Everyone has a party they support and a platform they agree with more than others, but the blind faith that seems to exist in people whether they support the NDP or UCP is frankly dangerous.

No party is above reproach and criticism no matter how much disdain is held for their opponent. It is the public's responsibility to hold elected officials to account and that is impossible with the level of identity politics that is currently being displayed by so many people.

This level of division is commonly seen when there is a perceived crisis or threat to certain demographics – in this case Alberta's sluggish economy, at least compared to what the province is used to. There has also been a high degree of social change in the province due to shifting demographics, which some people find threatening.
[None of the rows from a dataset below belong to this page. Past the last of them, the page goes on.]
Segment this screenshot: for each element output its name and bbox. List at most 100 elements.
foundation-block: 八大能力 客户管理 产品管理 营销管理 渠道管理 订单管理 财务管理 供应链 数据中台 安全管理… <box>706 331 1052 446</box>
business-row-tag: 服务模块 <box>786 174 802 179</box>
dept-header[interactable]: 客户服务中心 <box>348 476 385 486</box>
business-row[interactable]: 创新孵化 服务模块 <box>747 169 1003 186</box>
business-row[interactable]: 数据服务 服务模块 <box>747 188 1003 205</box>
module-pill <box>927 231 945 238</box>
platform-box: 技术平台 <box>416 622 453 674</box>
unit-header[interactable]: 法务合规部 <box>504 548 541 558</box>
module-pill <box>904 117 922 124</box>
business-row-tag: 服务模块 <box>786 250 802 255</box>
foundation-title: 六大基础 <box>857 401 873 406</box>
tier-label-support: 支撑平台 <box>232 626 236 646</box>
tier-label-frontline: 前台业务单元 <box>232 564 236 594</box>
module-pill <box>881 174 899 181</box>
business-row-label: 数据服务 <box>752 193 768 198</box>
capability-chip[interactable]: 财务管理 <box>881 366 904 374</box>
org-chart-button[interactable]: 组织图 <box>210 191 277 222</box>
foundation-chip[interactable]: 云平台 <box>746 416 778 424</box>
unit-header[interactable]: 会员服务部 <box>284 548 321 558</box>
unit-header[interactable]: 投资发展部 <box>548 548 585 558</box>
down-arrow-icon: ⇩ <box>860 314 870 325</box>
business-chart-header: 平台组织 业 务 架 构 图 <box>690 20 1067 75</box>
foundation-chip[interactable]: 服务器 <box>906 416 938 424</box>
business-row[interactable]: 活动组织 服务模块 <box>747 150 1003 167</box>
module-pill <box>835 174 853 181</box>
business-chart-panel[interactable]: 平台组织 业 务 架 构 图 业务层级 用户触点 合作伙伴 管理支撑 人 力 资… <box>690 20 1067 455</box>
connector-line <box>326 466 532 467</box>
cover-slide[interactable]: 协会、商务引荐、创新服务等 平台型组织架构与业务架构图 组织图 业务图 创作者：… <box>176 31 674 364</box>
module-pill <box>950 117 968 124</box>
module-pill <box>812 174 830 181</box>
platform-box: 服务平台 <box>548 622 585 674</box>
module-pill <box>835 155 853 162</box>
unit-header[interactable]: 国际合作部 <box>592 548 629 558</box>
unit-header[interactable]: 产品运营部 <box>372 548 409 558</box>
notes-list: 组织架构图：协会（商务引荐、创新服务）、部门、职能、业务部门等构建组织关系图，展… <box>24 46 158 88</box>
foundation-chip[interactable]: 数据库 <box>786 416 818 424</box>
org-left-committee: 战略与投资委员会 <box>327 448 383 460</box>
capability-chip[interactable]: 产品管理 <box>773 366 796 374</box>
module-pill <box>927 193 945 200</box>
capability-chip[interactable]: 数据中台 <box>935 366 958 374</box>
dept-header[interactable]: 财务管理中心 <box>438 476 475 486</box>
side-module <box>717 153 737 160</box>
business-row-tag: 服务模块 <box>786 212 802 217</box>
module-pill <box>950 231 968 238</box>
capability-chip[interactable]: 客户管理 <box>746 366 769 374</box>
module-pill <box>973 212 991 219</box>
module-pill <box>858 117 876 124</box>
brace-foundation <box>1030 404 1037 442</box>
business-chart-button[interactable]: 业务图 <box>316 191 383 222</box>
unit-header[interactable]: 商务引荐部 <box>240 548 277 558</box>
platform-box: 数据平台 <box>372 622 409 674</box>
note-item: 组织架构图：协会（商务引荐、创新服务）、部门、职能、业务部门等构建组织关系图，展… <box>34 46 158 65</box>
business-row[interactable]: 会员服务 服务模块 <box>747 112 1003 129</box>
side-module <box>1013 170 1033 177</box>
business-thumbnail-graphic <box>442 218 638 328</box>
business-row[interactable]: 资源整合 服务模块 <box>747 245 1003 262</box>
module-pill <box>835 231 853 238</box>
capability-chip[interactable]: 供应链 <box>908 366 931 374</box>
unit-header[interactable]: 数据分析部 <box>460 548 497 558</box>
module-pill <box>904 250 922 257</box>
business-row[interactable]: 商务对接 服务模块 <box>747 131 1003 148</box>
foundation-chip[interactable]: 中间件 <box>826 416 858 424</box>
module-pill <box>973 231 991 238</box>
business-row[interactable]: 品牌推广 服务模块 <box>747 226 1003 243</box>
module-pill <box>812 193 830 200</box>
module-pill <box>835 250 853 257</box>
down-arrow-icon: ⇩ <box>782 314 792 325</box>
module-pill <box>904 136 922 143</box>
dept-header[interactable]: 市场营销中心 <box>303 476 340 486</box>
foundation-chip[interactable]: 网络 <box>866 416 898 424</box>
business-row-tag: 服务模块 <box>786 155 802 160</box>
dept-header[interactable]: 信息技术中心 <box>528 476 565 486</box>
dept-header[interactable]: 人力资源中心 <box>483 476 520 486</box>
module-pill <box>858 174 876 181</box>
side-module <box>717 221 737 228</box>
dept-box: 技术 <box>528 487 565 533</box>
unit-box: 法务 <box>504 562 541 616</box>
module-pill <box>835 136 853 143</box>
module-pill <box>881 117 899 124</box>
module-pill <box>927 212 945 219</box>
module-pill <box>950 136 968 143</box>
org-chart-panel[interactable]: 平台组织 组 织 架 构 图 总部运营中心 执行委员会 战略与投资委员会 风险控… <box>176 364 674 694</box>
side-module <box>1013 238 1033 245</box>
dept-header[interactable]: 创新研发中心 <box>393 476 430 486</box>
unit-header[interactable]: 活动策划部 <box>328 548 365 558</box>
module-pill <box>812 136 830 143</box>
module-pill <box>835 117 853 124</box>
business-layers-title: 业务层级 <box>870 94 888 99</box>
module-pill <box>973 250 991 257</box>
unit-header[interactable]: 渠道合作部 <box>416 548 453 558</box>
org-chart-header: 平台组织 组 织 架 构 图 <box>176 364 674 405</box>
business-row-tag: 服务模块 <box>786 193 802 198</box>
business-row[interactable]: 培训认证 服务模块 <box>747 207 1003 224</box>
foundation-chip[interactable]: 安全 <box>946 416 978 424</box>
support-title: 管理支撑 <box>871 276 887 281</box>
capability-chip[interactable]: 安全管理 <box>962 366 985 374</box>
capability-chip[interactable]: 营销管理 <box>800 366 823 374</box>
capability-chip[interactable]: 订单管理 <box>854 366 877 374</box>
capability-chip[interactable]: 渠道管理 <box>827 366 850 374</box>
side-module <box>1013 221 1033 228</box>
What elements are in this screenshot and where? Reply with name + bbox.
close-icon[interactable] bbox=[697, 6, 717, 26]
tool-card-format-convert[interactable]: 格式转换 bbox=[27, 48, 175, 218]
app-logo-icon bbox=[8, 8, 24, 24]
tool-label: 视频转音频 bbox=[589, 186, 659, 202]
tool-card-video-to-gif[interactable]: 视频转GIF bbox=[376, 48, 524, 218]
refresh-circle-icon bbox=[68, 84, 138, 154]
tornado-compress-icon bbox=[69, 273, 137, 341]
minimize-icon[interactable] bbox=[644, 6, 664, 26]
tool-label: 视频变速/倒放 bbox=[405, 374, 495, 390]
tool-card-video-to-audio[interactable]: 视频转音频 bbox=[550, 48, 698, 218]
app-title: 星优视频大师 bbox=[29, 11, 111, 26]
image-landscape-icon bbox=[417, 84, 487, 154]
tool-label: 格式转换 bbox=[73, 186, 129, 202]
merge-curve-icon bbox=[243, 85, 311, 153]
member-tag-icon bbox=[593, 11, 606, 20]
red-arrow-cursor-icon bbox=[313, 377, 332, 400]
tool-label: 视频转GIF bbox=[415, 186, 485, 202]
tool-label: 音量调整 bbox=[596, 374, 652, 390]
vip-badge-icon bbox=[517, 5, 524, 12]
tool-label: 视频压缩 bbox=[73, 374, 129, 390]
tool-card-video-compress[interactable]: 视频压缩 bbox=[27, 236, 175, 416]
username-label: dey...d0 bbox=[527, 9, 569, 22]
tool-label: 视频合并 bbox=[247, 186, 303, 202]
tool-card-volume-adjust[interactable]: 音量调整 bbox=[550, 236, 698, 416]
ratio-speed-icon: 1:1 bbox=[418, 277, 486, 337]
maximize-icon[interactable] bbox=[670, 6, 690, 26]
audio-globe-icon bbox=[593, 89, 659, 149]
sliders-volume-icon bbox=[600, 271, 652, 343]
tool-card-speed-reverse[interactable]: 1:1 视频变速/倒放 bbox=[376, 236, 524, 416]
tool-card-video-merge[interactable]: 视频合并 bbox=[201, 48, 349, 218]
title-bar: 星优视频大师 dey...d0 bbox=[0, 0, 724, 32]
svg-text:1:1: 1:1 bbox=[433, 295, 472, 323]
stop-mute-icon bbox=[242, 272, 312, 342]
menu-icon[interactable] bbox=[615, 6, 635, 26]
The latter is harder to understand considering diversity and inclusion is something we should be working toward.

Amy Chua, a Jr. Professor of Law at Yale Law School, writes about this phenomenon in her book Political Tribes describing the divisiveness of politics in these situations as tribal politics.

She writes, "When groups feel threatened, they retreat into tribalism. When groups feel mistreated and disrespected, they close ranks and become more insular, more defensive, more punitive, more us-versus-them."

As a result, anything that questions the views of the tribe  is dismissed and sometimes vehemently or violently attacked. This concept is not unique to the right or the left and is equally as dangerous regardless of political spectrum.

Passion for politics and wanting what is best for the province are two things every voter should have, but tribalism is actually polar to those concepts.

In fact, the level of blind support and echo-chamber-style discussion that results from tribal views can act in opposition to electing a government that is best for the province and instead elects one that is just best for a few.

Unfortunately, with the way parties have leaned farther and farther to the extremes of their political views, it can be difficult to find a balance that would truly work for most. The results of that can be seen at the federal level, where power continues to flip between the Liberals and Conservatives – systems tend to strive toward balance.

It is time to stop dismissing opposing views out of hand and time to consider that a balance of all views will be what is best for Alberta.

At the very least, we will have a province that doesn't divide neighbours against neighbours and families against families.